Thanks so much for your reply. The reason I am confused is that when we lived in the Middle East, we had to sever all ties with Canada (sell our house, etc.). If we have to do this for Mexico as well, we will have to sell our house and I will not be able to work and be paid by a Canadian company (unless my husband declares all of the money he makes in Mexico).
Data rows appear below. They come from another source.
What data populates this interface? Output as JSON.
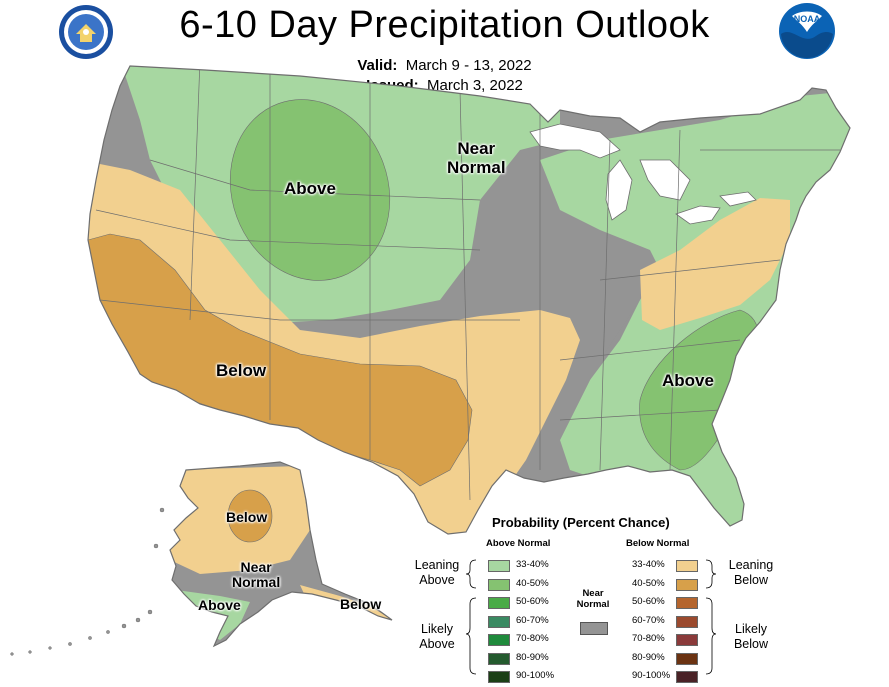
{
  "header": {
    "title": "6-10 Day Precipitation Outlook",
    "valid_label": "Valid:",
    "valid_value": "March 9 - 13, 2022",
    "issued_label": "Issued:",
    "issued_value": "March 3, 2022"
  },
  "logos": {
    "left": "doc-seal-icon",
    "right": "noaa-logo-icon",
    "right_text": "NOAA"
  },
  "map_labels": {
    "above_north": "Above",
    "near_normal_north": "Near\nNormal",
    "below_southwest": "Below",
    "above_southeast": "Above",
    "alaska_below": "Below",
    "alaska_near_normal": "Near\nNormal",
    "alaska_above": "Above",
    "alaska_below_se": "Below"
  },
  "colors": {
    "leaning_above": "#a7d7a1",
    "above_40_50": "#85c271",
    "leaning_below": "#f2d08f",
    "below_40_50": "#d7a04a",
    "near_normal": "#949494",
    "border": "#6e6e6e",
    "lakes": "#ffffff"
  },
  "legend": {
    "title": "Probability (Percent Chance)",
    "above_header": "Above Normal",
    "below_header": "Below Normal",
    "near_normal": "Near\nNormal",
    "above_items": [
      {
        "label": "33-40%",
        "color": "#a7d7a1"
      },
      {
        "label": "40-50%",
        "color": "#85c271"
      },
      {
        "label": "50-60%",
        "color": "#4aab47"
      },
      {
        "label": "60-70%",
        "color": "#3a8a62"
      },
      {
        "label": "70-80%",
        "color": "#1f8a3c"
      },
      {
        "label": "80-90%",
        "color": "#245a2e"
      },
      {
        "label": "90-100%",
        "color": "#1c3f16"
      }
    ],
    "below_items": [
      {
        "label": "33-40%",
        "color": "#f2d08f"
      },
      {
        "label": "40-50%",
        "color": "#d7a04a"
      },
      {
        "label": "50-60%",
        "color": "#b5652d"
      },
      {
        "label": "60-70%",
        "color": "#9b4a2e"
      },
      {
        "label": "70-80%",
        "color": "#8a3a3a"
      },
      {
        "label": "80-90%",
        "color": "#6b3312"
      },
      {
        "label": "90-100%",
        "color": "#4a2226"
      }
    ],
    "leaning_above": "Leaning\nAbove",
    "likely_above": "Likely\nAbove",
    "leaning_below": "Leaning\nBelow",
    "likely_below": "Likely\nBelow"
  }
}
If we have to pay a huge amount of tax in Canada, it kind of defeats the purpose of me working through Canada ... we just want to make sure we do things right and without too much hassle (we honestly don't want to sell the house because then we will have to pay storage for all of our furniture we won't be taking to Mexico) ...

It is a huge decision ... 

thanks again ...

S


----------



## RVGRINGO (May 16, 2007)

You'll want to check with a Canadian tax accountant, etc.


----------



## conklinwh (Dec 19, 2009)

I certainly don't know Canadian tax law and I was always sponsored by a US company but in none of my overseas assignments was I forced to sell my house. That was an option and there were pros/cons. Under US tax law, I was able to get a tax credit for all foreign paid taxes so no duplicate. Key in my case was that stated intention of company was that I wouldn't be adversely effected US tax wise by the assignment as I was given a lot of taxable benefits.


----------



## kcowan (Jul 24, 2010)

I think you are talking about the difference between no tax treaty (Saudi) and Mexico which has a tax treaty with Canada. You need to declare all your income to Mexico and pay your taxes here. Then you need to file in Canada and claim the tax paid in Mexico against any taxes owing in Canada. Chances are you will be fine, having paid all the taxes owing.

Unlike Saudi where you had to severe Canadian ties, in Mexico you can retain your house in Canada. The company should provide an accounting service. Many companies will ensure that such a posting does not cost you anything after tax.


----------



## digame (Apr 10, 2009)

This person is wanting to be a non-resident of Canada, otherwise taxable on world income with credit for taxes paid elsewhere. Hence the talk about severing all ties or they will be deemed to continue residency for tax purposes.
It has been many years but I would guess the law has not changed that you can elect on a rental of your home in Canada and file a special form accordingly. That does not preclude severing all other ties though.
Obviously spending about $ 300 to meet with a C.A. with international experience would be money well-spent, rather than listing a question on a website. Penny-wise and pound-foolish.


----------